Making the Most of an Unprecedented Opportunity: Funding Louisiana’s Coastal Program

By Charles Sutcliffe, Director of Policy and Programs, Office of the Governor: Coastal Activities

Funding a coastal protection and restoration program by first having to suffer through a catastrophe is an extremely painful and unsustainable way to work toward resilience. That being said, because of the disasters Louisiana has endured and thanks to the State’s widely-respected Coastal Master Plan, Louisiana has been entrusted with the financial resources, around $10 billion over the next 15 years, to implement a suite of the most significant projects in its $50 billion plan.

Cat Island Oil Spill - Restore the Mississippi River Delta

Oil from BP Deepwater Horizon spill on Cat Island

The majority of the funds, nearly $8 billion starting in 2010, have resulted from the Deepwater Horizon oil spill. From emergency and “early” restoration funding, to settlements by Anadarko, MOEX, Transocean, and finally the criminal, civil, and natural resources damages due to be paid by BP, Louisiana will be receiving large payments through 2032. Over that same period the state will also begin seeing much larger revenues from the Gulf of Mexico Security Act (GOMESA). These Outer Continental Shelf revenue sharing payments will contribute another $1.5 to $1.9 billion ($116-$140 million annually) toward crucial coastal projects depending on the fluctuations in the price of oil and the application of the federal formula.

Louisiana’s Coastal Protection and Restoration Authority (CPRA) translates this and other income into projects. As more revenues are made available, CPRA is able to implement more ambitious projects. Last year the CPRA was excited to complete its largest restoration project ever, the Caminada Headlands, a project that over two phases cost more than $200 million. Soon, CPRA hopes to be moving multiple projects with anticipated costs of over $300 million forward at once. While expensive, these projects are expected to provide landscape-scale benefits for the coast.

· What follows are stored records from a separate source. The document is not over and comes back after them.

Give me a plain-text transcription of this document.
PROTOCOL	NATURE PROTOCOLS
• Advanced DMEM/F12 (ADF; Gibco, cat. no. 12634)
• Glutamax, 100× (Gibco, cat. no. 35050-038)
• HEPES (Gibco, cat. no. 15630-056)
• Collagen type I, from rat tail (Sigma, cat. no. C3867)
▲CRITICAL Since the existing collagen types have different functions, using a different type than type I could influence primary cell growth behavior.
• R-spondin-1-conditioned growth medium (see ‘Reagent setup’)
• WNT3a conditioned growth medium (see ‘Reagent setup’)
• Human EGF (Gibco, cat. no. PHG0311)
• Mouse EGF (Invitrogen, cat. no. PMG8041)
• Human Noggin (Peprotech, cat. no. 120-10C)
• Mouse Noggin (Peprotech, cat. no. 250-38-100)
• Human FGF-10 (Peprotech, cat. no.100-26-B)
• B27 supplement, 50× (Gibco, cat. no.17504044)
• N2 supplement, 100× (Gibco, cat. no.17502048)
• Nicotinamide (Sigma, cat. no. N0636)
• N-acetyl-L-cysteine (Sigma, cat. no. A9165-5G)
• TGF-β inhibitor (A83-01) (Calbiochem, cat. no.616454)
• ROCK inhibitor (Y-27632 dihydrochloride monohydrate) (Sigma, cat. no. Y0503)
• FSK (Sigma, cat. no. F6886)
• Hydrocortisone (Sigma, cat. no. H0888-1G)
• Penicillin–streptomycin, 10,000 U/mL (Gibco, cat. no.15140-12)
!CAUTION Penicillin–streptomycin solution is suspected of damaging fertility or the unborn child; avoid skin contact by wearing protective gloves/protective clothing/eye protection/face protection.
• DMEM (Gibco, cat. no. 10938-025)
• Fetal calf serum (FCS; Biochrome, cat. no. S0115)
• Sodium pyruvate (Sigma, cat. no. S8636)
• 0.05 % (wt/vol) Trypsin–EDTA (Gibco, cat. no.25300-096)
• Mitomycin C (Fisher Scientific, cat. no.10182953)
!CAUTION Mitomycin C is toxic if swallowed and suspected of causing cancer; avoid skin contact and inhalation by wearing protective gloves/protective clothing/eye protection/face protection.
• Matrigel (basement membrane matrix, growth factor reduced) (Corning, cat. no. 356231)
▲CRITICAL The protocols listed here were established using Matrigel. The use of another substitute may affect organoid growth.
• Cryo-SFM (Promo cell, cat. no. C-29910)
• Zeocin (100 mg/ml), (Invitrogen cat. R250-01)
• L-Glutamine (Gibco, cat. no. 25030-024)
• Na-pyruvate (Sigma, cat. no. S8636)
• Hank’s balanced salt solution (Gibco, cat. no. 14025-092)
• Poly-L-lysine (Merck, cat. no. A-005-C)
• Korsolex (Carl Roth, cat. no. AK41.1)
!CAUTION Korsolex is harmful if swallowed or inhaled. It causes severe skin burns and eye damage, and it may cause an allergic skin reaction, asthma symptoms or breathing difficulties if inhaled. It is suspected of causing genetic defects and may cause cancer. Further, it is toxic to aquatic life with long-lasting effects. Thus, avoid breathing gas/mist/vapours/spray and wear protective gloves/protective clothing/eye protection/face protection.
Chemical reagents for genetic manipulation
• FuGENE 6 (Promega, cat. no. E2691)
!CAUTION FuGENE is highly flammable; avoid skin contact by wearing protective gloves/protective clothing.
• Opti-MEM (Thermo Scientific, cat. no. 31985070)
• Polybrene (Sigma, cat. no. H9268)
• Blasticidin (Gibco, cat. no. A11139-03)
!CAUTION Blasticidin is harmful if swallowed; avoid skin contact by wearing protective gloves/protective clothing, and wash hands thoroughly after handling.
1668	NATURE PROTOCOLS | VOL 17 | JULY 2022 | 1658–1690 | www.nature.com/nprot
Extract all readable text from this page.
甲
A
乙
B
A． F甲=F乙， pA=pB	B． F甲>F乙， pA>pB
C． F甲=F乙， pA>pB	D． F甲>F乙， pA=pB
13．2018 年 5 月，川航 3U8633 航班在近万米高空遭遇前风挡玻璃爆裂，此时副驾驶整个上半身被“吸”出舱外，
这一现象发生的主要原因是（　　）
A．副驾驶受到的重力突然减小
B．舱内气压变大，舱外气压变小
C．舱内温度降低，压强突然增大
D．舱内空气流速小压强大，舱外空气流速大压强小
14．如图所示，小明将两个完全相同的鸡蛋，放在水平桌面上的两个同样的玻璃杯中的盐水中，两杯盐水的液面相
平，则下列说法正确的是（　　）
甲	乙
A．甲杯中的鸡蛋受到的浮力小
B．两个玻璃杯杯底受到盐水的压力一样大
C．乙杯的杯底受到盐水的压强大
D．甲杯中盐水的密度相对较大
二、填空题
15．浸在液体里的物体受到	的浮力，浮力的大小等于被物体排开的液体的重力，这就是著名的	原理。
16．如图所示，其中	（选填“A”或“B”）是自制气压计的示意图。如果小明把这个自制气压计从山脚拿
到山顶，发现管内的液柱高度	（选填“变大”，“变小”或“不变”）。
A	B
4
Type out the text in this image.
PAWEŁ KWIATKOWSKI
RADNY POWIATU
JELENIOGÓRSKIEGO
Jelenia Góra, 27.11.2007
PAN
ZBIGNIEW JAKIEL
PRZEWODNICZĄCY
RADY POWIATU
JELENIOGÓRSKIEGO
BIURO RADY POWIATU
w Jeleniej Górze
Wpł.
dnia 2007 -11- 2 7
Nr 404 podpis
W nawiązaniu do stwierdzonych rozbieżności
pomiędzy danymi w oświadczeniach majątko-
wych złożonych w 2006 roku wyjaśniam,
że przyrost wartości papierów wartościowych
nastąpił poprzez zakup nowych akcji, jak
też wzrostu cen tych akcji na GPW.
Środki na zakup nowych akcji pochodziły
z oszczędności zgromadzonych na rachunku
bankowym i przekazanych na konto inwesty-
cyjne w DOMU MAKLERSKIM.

Already moving ahead are major saltwater control projects along the Calcasieu Ship Channel in Cameron Parish and the Houma Navigation Canal in Terrebonne; thousands of acres of marsh and ridge restoration in the Terrebonne and Barataria Basins; barrier island and nesting island restoration; and two, long-studied sediment diversions along the Mississippi River.

But just because CPRA can match the projected price tags of these essential projects to a total anticipated dollar amount, complications still abound. On the revenue side, each oil-spill related funding stream has its own list of restricted uses, its own payout schedule, its own process for getting funding decisions approved, and finally, its own method for actually drawing down those dollars. On the project side, CPRA must determine which projects to build when, coordinate permitting and engineering and design timelines, and then factor in the length of construction to draw a map of the financial needs of the agency. Along the way these project schedules must be matched up with the cash flow to support them.

Caminada headlands beach and dune restoration. Credit: CPRA

CPRA’s project teams and engineers have been working extremely hard to make sure the agency’s plans match the availability of the income to support its project goals. However, CPRA is openly acknowledging that it does not have the right type of expertise in-house to fully consider the financial and economic aspects of its implementation plans. What are the options if project choices change, or if the cash flow and project expenditures don’t line up? When multiple large projects are in construction at once, can CPRA’s anticipated revenues keep up? What are the on-the-ground costs or benefits of moving projects around to fit the cash flow situation? Can GOMESA money be used in the short term to fill in gaps in that cash flow?  Should the State bond out some of these revenues, if so, how much and when? Are the expenses of bonding worth the time gained by being able to build projects more quickly? Are there other financial tools, like environmental impact bonds, that should be utilized? Basically, can CPRA pay as it goes, or by utilizing the bond market or other types of debt issuance, can it achieve even more of its land building and flood reduction goals with the same level of investment?

Regional advocacy organization and Restore the Mississippi River Delta coalition partner, Restore or Retreat, is partnering with CPRA to find the financial and economic experts to help answer those questions and to provide the underlying strategy so this unprecedented funding opportunity is maximized for the benefit of the coast. The search for the right firm or team to lead this effort kicked off with a Statement of Interest and Qualifications last week and will be followed by an informational, pre-bid style meeting on August 17th at 10 a.m. at Greater New Orleans, Inc. in New Orleans.

One of the most crucial tests for Louisiana’s ability to shift from a reliance on disaster-related funding toward a more proactive, long-term funding approach is to show to its citizens and every potential funder that it can be a good steward of the funds it has already received. This means being transparent about its funding choices, translating those funds into projects whose results speak for themselves, and engaging financial experts when necessary to ensure that every dollar received creates maximum benefit for the coast.

The only thing worse than the Deepwater Horizon oil spill would be failing to make the most out of the revenues it has provided.